EMILY Maitlis is set to return to our screens tonight on BBC's Newsnight for the first time since she delivered a highly critical monologue of the Prime Minister's chief aide.

The presenter started last week's show by stating as fact that Dominic Cummings had "broken lockdown rules". She also blasted Boris Johnson's "blind loyalty".


The BBC apologised the following day, saying her introduction did not meet impartiality standards.

It added: "Staff have been reminded of the guidelines."

Editor Katie Razzall replaced her on Wednesday night's programme, with Maitlis saying she had asked for the night off.

The Beeb received 40,000 complaints in the two days after Maitlis tore into Cummings and the PM at the start of Tuesday's show.

In her introduction to the BBC2 current affairs programme she said: "Dominic Cummings broke the rules, the country can see that and it's shocked the government cannot."

She added that Cummings "was the man, remember, who always got the public mood, he tagged the lazy label of 'elite' on those who disagreed".

The presenter was publicly reprimanded by bosses the next day for "overstepping the mark".

In a statement the corporation said: "Newsnight risked giving the perception that the BBC was taking sides — or that the introduction constituted the presenter’s opinions, rather than a summary of the journalism which would follow."




The presenter, 49, whose interview with Prince Andrew won interview and scoop of the year, is set to anchor tonight's Newsnight at 10.45pm.

Mark Damazer, a former Newsnight editor, said the BBC had to rein in its stars.

He wrote in the New Statesman: "The impartiality guide applies to Twitter just as it does to what they're broadcasting on the Today programme or Newsnight.

"I've come across stuff I don't think they should be writing.
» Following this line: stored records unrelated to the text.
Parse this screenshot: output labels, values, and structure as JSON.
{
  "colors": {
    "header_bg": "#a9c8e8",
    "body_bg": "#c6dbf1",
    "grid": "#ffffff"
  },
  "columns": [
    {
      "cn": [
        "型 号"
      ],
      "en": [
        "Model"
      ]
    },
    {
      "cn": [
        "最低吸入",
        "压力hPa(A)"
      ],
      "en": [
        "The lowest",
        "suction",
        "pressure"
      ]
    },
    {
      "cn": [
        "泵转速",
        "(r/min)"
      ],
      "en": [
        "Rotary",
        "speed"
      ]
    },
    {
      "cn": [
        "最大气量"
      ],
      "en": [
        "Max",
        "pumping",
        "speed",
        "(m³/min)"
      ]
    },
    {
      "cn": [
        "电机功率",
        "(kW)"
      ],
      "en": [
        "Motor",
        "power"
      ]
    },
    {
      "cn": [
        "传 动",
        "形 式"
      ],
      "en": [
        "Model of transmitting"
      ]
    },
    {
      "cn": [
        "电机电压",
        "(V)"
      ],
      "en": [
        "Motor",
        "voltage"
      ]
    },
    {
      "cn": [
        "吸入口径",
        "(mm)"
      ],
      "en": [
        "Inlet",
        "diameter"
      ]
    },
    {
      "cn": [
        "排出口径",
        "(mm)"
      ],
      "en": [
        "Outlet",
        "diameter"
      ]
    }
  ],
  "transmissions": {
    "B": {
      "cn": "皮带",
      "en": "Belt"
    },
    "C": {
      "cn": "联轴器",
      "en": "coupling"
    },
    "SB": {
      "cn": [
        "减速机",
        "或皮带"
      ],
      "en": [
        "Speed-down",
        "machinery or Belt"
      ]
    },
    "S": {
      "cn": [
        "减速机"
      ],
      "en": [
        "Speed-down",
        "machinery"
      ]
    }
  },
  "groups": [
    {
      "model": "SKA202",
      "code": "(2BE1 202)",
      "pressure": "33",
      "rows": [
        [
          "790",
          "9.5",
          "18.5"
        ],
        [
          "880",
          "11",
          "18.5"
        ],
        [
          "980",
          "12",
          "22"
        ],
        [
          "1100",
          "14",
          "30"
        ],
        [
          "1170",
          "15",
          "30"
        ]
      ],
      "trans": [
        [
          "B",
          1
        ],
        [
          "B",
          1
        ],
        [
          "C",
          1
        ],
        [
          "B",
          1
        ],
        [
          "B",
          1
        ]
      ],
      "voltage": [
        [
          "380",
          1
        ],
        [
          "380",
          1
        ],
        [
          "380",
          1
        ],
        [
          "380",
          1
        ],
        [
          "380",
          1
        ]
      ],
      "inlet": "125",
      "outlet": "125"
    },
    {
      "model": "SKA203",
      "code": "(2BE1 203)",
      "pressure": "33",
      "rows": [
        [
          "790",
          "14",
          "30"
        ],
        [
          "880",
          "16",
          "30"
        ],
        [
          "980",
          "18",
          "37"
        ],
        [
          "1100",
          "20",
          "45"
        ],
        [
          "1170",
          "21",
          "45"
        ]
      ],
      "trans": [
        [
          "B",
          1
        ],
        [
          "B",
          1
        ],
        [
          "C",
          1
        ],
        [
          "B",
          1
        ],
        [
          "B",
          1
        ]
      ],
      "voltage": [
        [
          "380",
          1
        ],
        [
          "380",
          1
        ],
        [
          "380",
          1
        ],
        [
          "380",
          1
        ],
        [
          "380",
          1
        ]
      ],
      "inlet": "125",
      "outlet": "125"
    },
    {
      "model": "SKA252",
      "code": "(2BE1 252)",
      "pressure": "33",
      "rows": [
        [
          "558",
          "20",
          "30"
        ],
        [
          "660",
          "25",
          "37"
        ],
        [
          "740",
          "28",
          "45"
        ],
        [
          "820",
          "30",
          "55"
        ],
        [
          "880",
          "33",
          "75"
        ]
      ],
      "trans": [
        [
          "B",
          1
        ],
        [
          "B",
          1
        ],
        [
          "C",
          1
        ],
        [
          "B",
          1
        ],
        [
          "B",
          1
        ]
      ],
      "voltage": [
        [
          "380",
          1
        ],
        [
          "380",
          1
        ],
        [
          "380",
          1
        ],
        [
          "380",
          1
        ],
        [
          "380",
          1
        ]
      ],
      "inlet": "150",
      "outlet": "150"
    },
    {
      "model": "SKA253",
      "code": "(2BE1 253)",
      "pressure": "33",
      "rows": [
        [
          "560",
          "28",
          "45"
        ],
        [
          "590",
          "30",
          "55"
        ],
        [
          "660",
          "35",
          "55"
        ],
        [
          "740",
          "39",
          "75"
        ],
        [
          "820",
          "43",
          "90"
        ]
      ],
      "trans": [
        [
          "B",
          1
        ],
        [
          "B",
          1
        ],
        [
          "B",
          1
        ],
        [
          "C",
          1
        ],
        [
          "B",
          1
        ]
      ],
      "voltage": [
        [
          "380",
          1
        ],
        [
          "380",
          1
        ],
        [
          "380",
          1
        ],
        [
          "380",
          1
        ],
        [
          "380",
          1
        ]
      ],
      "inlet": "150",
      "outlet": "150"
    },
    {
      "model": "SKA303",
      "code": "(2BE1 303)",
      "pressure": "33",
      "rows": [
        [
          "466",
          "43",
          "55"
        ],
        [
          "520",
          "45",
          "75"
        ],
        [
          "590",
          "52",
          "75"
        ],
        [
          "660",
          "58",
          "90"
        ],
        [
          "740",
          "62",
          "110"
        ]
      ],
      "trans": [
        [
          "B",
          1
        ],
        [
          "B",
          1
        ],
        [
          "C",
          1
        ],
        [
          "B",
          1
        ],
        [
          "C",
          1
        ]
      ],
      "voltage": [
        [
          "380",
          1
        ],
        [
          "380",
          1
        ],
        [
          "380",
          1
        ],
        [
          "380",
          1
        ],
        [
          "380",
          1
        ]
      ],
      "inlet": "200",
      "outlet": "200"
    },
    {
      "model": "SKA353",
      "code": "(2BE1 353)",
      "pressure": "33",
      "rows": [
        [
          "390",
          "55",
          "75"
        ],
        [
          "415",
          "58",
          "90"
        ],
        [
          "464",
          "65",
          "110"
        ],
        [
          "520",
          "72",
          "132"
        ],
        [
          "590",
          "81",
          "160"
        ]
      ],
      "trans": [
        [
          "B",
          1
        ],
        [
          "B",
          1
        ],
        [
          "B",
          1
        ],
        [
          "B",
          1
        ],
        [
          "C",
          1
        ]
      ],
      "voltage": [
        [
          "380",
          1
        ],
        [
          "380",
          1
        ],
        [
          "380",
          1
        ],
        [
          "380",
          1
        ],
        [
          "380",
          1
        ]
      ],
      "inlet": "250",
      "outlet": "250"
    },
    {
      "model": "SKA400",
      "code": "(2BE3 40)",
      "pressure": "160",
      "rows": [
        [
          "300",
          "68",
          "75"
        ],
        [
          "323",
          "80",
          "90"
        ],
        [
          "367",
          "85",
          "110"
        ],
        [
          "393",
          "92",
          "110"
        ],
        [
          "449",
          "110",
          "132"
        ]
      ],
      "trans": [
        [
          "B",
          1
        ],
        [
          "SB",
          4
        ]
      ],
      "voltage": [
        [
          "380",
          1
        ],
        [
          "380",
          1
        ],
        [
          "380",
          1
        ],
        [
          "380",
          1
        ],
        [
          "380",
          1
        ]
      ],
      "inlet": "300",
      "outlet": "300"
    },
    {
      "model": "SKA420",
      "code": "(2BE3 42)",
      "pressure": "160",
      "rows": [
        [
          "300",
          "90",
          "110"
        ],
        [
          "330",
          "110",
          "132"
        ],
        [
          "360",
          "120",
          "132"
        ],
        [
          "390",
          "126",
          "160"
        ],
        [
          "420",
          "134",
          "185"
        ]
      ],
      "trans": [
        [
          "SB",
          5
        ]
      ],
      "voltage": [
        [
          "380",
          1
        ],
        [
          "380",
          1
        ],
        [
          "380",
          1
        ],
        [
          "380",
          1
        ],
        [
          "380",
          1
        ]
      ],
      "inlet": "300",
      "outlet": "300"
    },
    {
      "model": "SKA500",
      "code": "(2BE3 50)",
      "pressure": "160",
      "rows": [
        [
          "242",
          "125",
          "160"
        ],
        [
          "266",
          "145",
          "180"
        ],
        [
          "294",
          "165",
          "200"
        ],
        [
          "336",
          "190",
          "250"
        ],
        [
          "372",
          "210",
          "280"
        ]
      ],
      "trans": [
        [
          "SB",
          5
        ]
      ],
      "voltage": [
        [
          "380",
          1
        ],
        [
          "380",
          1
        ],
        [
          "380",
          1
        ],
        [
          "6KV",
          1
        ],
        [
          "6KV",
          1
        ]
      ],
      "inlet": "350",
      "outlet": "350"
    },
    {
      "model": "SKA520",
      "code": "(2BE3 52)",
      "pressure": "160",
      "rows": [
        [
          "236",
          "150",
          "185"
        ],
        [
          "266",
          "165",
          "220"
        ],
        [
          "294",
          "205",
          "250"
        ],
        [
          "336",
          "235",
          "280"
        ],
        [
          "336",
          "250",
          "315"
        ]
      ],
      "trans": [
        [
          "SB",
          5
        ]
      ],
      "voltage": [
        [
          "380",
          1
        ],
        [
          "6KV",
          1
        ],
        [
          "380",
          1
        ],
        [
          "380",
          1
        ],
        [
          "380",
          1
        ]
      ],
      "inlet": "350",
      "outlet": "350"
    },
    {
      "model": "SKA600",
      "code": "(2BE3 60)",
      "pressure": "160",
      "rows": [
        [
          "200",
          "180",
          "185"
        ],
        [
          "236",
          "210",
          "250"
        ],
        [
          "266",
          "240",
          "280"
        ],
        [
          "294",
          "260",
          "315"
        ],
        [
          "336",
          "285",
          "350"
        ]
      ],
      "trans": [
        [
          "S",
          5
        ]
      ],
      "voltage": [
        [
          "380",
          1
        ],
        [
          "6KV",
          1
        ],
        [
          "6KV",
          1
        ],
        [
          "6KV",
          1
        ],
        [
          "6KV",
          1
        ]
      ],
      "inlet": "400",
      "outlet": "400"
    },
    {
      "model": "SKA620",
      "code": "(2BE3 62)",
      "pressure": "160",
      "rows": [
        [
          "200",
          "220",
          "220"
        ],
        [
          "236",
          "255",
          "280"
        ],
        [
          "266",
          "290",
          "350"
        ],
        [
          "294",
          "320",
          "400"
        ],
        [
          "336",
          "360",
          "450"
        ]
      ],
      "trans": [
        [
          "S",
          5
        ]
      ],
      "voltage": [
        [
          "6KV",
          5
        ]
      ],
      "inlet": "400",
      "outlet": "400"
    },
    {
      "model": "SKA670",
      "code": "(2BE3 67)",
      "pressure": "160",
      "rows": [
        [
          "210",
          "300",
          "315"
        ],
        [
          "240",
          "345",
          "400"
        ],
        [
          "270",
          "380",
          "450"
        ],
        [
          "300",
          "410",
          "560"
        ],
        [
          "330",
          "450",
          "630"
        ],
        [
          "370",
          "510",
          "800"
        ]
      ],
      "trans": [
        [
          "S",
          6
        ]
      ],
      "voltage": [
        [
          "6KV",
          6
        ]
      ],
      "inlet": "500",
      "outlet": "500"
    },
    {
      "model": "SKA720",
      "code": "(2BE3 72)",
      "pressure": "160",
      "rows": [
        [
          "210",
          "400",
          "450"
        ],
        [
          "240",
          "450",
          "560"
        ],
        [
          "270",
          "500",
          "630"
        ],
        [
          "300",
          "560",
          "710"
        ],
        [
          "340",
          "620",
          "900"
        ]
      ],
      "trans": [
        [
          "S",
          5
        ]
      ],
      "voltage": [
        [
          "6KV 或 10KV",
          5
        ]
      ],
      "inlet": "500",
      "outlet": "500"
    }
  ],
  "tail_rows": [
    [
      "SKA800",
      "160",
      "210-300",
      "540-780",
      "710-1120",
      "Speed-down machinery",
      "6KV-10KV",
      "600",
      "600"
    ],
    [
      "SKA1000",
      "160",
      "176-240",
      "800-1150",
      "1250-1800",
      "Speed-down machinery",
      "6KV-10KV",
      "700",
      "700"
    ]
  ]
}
These are news and current affairs people."

Sir John Tusa, a founding presenter of Newsnight, added: "No editor of Newsnight that I worked with would have allowed that to go through. No presenter would have written anything like that.

"It is self-indulgence and it does no service to viewers. You can either choose to be a celebrity or you can choose to be a journalist. You can't be both."

Richard Sambrook, a former BBC director of global news, has been hired to review staff social media use but the corporation insisted this occurred before the Maitlis furore.